Now I want to do it with a case-insensitive index:

create index on contacts (lower(home_city));
select lower(home_city), count(*) 
from contacts 
group by lower(home_city) 
limit 50;

Takes 3-4 seconds. It appears to be using the wrong index:

"Limit  (cost=215869.40..215882.20 rows=50 width=40) (actual time=4253.233..4253.846 rows=50 loops=1)"
"  ->  Finalize GroupAggregate  (cost=215869.40..216175.66 rows=1197 width=40) (actual time=4253.232..4253.335 rows=50 loops=1)"
"        Group Key: (lower((home_city)::text))"
"        ->  Gather Merge  (cost=215869.40..216148.72 rows=2394 width=40) (actual time=4253.219..4253.796 rows=102 loops=1)"
"              Workers Planned: 2"
"              Workers Launched: 2"
"              ->  Sort  (cost=214869.38..214872.37 rows=1197 width=40) (actual time=4244.566..4244.630 rows=710 loops=3)"
"                    Sort Key: (lower((home_city)::text))"
"                    Sort Method: quicksort  Memory: 88kB"
"                    Worker 0:  Sort Method: quicksort  Memory: 89kB"
"                    Worker 1:  Sort Method: quicksort  Memory: 120kB"
"                    ->  Partial HashAggregate  (cost=214793.22..214808.18 rows=1197 width=40) (actual time=4241.397..4241.658 rows=1021 loops=3)"
"                          Group Key: lower((home_city)::text)"
"                          ->  Parallel Index Only Scan using contacts_6_home_city_idx on contacts_6  (cost=0.43..197344.95 rows=3489654 width=32) (actual time=0.059..2918.355 rows=2778720 loops=3)"
"                                Heap Fetches: 0"
"Planning Time: 0.118 ms"
"Execution Time: 4253.906 ms"

When I delete the index on plain home_city, it does a full table scan and takes 6 seconds.

How do I get it to use the right index? What am I missing here?

(I'm using Postgres 11.5).

Best Answer

There is this code in check_index_only in src/backend/optimizer/path/indxpath.c:

/*
 * check_index_only
 *      Determine whether an index-only scan is possible for this index.
 */
static bool
check_index_only(RelOptInfo *rel, IndexOptInfo *index)
{

[...]

    /*
     * Construct a bitmapset of columns that the index can return back in an
     * index-only scan.  If there are multiple index columns containing the
     * same attribute, all of them must be capable of returning the value,
     * since we might recheck operators on any of them.  (Potentially we could
     * be smarter about that, but it's such a weird situation that it doesn't
     * seem worth spending a lot of sweat on.)
     */
    for (i = 0; i < index->ncolumns; i++)
    {
        int         attno = index->indexkeys[i];

        /*
         * For the moment, we just ignore index expressions.  It might be nice
         * to do something with them, later.
         */
        if (attno == 0)
            continue;

So if I read that right, expressions are ignored when an index only scan is considered.
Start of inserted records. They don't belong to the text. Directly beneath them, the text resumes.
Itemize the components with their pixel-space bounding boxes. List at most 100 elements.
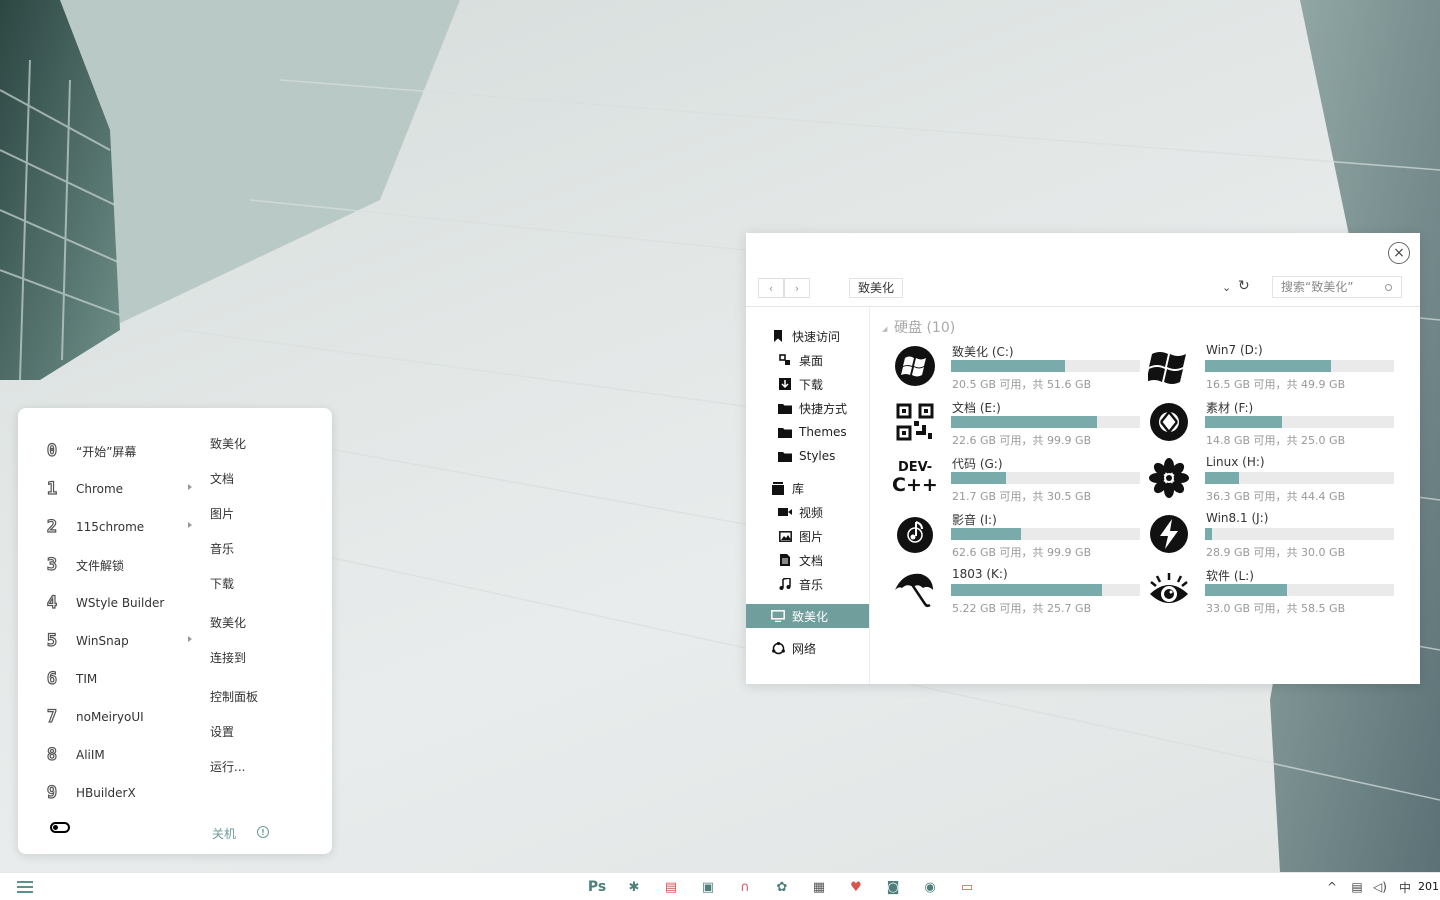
app-item-chrome[interactable]: 1 Chrome [42,470,192,508]
drive-item-l[interactable]: 软件 (L:) 33.0 GB 可用，共 58.5 GB [1144,567,1394,623]
place-link-computer[interactable]: 致美化 [210,606,310,641]
search-input[interactable]: 搜索“致美化” [1272,276,1402,298]
file-explorer-window: × ‹ › 致美化 ⌄ ↻ 搜索“致美化” 快速访问 桌面 下载 快捷方式 Th… [746,233,1420,684]
tray-network-icon[interactable]: ▤ [1348,878,1366,896]
close-button[interactable]: × [1388,242,1410,264]
app-item-winsnap[interactable]: 5 WinSnap [42,622,192,660]
chrome-icon[interactable]: ◉ [921,878,939,896]
tray-volume-icon[interactable]: ◁) [1371,878,1389,896]
download-icon [778,377,792,391]
place-link-connect-to[interactable]: 连接到 [210,641,310,676]
drive-usage-bar [951,360,1140,372]
settings-gear-icon[interactable]: ✱ [625,878,643,896]
heart-icon[interactable]: ♥ [847,878,865,896]
firewall-icon[interactable]: ▤ [662,878,680,896]
tray-ime-icon[interactable]: 中 [1396,878,1414,896]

I don't think that's a matter of principle, it is just not implemented.

From PostgreSQL v12 on, you could use a case-insensitive ICU collation to get what you want:

CREATE COLLATION und_ci (
   LOCALE = 'und-u-ks-level2',
   PROVIDER = icu,
   DETERMINISTIC = FALSE
);

Then you'd have to change the column to use that collation:

ALTER TABLE contacts ALTER home_city TYPE text COLLATE und_ci;

This index can be used for case insensitive searches, and you can use it for an index only scan too.